We've been married nine years.
To say it out loud seems like a very short time,
especially compared to our parents
(mine are inching up onto sixty!).
And yet, to remember life without him
sometimes feels like a major excavation
through my memory.
I feel like we've shared
an entire lifetime already.
So much of who I am and what I've done
or been through involves him.
It's like he's consumed my life,
and I love it that way.
No one else makes me feel so
unconditionally loved and accepted.
In my most desperate or emotional
moments he is the one person I need the most.
He laughs at my jokes, even when they're lame
(more often than I'd like to admit).
He claims to find me just as attractive
as the day we were married.
Three babies, some gray hair (who me? YES.),
the beginnings of crows feet, and fifty pounds later,
it's a difficult concept for me to grasp;
but I trust him and believe him to be sincere.
That alone makes me love him.
But there is so much more:
The way he loves his children.
His love of the Gospel and his mission.
His gentle, kind eyes--so beautiful and clear.
The way he plays with his children.
His bent pinky finger.
That sounds strange, but when I hold
his hand I expect to feel it there near my palm.
The times he laughs so hard that no sound comes out.
The way his children react when he comes home
would make it obvious to a complete stranger that
they adore him and love to be with him.
His sexy legs.
The sacrifices he made to get an education,
and ultimately provide stability and security for our family.
His handsome smile, and the fact that it comes easily to him.
It's not often he tells me "no".
Who wouldn't love that?
His ability to forgive and to forget.
Being this flawed, thank heavens I did
something right and married someone
who is better at doing that than I am.
I. Need. To. Be. Better.
I'm grateful for the love and respect
he has for my parents.
The desire he has to make our house
into a home; a place where others can
feel welcome and comfortable and where
we can feel safe and happy.
He's a bit shy at first, but once
you get him going, he's a very friendly guy.
Not just friend-ly, but a good friend.
I should know. He's the best one I've ever had.

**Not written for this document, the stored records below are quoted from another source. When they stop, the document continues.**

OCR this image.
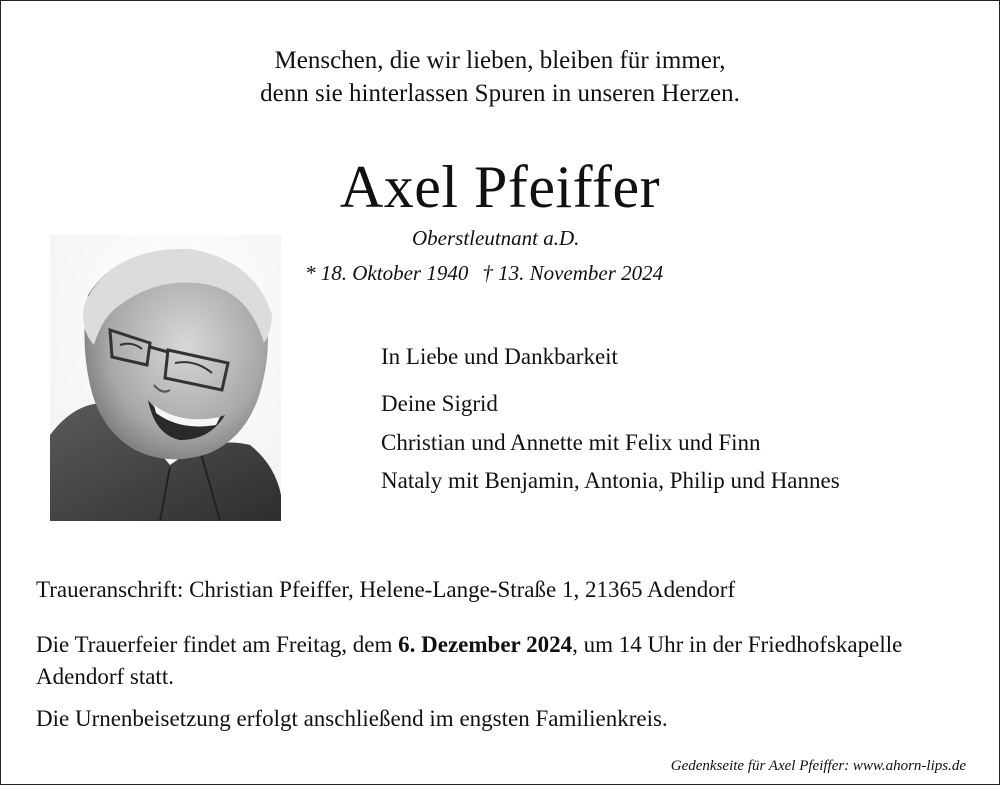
Menschen, die wir lieben, bleiben für immer,
denn sie hinterlassen Spuren in unseren Herzen.
Axel Pfeiffer
Oberstleutnant a.D.
* 18. Oktober 1940 † 13. November 2024
In Liebe und Dankbarkeit
Deine Sigrid
Christian und Annette mit Felix und Finn
Nataly mit Benjamin, Antonia, Philip und Hannes
Traueranschrift: Christian Pfeiffer, Helene-Lange-Straße 1, 21365 Adendorf
Die Trauerfeier findet am Freitag, dem 6. Dezember 2024, um 14 Uhr in der Friedhofskapelle Adendorf statt.
Die Urnenbeisetzung erfolgt anschließend im engsten Familienkreis.
Gedenkseite für Axel Pfeiffer: www.ahorn-lips.de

He lets me lay my head on his shoulder while we watch T.V., even though
I know he's hot and would rather I didn't.
I love that he loves to take care of his grandmother.
He recognizes that his time with her is precious
and is doing all he can not to waste it.
He's such a smarty-pants. He really does know a lot of stuff.
The way he cried at our children's births. All three times,
as if it was a new experience every time.
I guess in a way, it was.
He doesn't shed tears often. I can count on one hand
how many times he's cried since I've known him.
But the fact that he's shown his emotions
during those specific times, means the world to me.
I love his family, and that they are now my family.
I can only pray that my children will be half
as lucky as me when they marry.
I love it when he holds my hand and rubs his thumb over mine.
He loves to surprise me and gets antsy waiting for my reaction.
It's like a kid on Christmas morning.
He is EL GUAPO.
I love that in his last letter to me,
he didn't use Times New Roman
simply because he knew I'd like a different font better.
That means a lot coming from someone who could not care less!
He's a hugger.
And a kisser.
A really good one.
And he loves to do it often,
so truly what a lucky gal I am!
P.S. Incidentally, I think it's worth noting that NUEVE is also very close to the word NUEVA, which means "new, fresh". How appropriate that our NINTH year together still feels as NEW and FRESH as our first. Te amo siempre.